Remix.run Logo
indiestack 8 hours ago

The govulncheck approach (tracing actual code paths to verify vulnerable functions are called) should be the default for every ecosystem, not just Go.

The fundamental problem with Dependabot is that it treats dependency management as a security problem when it's actually a maintenance problem. A vulnerability in a function you never call is not a security issue — it's noise. But Dependabot can't distinguish the two because it operates at the version level, not the call graph level.

For Python projects I've found pip-audit with the --desc flag more useful than Dependabot. It's still version-based, but at least it doesn't create PRs that break your CI at 3am. The real solution is better static analysis that understands reachability, but until that exists for every ecosystem, turning off the noisy tools and doing manual quarterly audits might actually be more secure in practice — because you'll actually read the results instead of auto-merging them.

staticassertion 8 hours ago | parent | next [-]

Part of the problem is that customers will scan your code with these tools and they won't accept "we never call that function" as an answer (and maybe that's rational if they can't verify that that's true). This is where actual security starts to really diverge from the practices we've developed in the name of security.
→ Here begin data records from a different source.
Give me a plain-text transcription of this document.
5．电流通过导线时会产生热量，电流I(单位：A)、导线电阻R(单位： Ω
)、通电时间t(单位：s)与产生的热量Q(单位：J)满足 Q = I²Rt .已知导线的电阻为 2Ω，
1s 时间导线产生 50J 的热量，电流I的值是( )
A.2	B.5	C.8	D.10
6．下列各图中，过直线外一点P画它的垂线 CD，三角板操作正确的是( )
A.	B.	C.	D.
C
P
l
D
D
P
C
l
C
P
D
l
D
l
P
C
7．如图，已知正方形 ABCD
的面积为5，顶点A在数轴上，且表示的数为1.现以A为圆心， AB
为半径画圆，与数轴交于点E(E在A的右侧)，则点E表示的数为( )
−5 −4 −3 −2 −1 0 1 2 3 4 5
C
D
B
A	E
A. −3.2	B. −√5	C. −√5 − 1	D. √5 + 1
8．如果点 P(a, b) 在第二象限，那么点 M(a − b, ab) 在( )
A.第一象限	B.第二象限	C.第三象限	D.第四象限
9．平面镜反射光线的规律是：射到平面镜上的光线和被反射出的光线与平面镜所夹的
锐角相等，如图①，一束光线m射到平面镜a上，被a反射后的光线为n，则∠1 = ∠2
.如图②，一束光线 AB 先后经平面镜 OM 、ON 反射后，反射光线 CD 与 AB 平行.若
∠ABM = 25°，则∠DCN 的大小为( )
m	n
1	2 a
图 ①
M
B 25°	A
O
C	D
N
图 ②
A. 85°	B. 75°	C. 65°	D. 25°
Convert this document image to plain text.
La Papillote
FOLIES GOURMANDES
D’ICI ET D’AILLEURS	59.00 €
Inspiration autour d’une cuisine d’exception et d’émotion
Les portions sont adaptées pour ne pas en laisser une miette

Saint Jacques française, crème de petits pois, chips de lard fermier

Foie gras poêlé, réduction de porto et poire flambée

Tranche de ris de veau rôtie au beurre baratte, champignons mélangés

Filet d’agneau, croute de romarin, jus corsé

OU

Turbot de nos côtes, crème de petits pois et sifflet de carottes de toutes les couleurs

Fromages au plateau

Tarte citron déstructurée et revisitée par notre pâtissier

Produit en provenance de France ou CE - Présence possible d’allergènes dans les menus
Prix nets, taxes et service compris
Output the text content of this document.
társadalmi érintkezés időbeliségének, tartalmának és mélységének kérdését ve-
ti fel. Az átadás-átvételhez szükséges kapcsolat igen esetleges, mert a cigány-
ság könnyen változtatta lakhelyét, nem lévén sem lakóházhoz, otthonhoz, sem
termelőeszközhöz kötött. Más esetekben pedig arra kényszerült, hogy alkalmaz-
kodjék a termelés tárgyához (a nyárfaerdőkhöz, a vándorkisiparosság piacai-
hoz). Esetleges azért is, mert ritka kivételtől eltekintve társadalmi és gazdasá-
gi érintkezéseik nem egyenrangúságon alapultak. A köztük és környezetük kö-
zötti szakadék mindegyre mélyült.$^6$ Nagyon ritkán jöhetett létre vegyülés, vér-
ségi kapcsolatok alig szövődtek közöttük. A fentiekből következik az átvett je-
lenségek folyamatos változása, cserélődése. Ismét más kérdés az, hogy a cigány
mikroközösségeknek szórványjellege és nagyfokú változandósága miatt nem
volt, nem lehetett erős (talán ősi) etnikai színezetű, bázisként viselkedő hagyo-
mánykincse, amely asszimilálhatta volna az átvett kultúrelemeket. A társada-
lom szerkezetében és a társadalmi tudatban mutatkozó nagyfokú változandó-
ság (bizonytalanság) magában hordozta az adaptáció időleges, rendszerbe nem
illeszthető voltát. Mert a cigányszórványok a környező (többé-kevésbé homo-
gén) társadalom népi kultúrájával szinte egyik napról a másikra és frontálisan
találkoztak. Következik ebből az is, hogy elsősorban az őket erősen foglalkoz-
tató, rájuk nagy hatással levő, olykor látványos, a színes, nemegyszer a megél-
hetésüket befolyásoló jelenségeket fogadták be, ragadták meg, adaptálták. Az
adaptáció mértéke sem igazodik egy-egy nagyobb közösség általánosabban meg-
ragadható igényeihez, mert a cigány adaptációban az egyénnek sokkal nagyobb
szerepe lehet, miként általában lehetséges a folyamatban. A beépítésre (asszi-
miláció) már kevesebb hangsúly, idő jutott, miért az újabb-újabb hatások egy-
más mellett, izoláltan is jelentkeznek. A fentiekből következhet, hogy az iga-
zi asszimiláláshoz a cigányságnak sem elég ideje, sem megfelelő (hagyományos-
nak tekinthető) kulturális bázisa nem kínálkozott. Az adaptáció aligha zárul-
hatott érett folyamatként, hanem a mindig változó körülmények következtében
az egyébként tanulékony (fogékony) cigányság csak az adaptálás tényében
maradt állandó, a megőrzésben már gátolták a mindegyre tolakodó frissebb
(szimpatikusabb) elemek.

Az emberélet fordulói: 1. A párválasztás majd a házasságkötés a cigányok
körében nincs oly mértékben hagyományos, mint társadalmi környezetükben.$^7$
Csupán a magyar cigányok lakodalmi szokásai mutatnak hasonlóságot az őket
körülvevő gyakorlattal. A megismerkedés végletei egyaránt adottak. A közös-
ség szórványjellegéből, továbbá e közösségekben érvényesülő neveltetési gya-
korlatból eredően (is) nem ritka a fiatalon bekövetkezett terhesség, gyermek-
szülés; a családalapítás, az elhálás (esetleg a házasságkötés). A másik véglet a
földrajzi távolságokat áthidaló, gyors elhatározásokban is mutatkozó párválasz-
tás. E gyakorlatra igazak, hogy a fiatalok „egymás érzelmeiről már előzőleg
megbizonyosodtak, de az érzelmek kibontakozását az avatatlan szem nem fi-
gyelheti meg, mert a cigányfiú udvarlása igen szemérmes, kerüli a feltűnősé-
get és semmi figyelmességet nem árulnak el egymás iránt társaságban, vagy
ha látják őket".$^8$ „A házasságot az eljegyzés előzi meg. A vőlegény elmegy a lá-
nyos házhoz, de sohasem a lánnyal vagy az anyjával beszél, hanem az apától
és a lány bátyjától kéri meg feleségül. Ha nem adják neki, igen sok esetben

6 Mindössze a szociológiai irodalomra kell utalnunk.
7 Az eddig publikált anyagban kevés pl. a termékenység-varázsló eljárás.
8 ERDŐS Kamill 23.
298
unshavedyak 8 hours ago | parent [-]

Would be neat if the call graph could be asserted easily.. As you could not only validate what vulnerabilities you are / aren't exposed to, but also choose to blacklist some API calls as a form of mitigation. Ensuring you don't accidentally start using something that's proven unsafe.

chii 40 minutes ago | parent | next [-]

but then if you could assert the call graph (easily, or even provably correctly), then why not just cull the unused code that led to vulnerability in the first place?

viraptor 7 hours ago | parent | prev [-]

https://bandit.readthedocs.io/en/latest/ can do that for python.

bandrami 3 hours ago | parent | prev [-]

If you never call it why is it there?

inejge an hour ago | parent [-]

It's in the library you're using, and you're not using all of it. I've had that exact situation: a dependency was vulnerable in a very specific set of circumstances which never occurred in my usage, but it got flagged by Dependabot and I received a couple of unnecessary issues.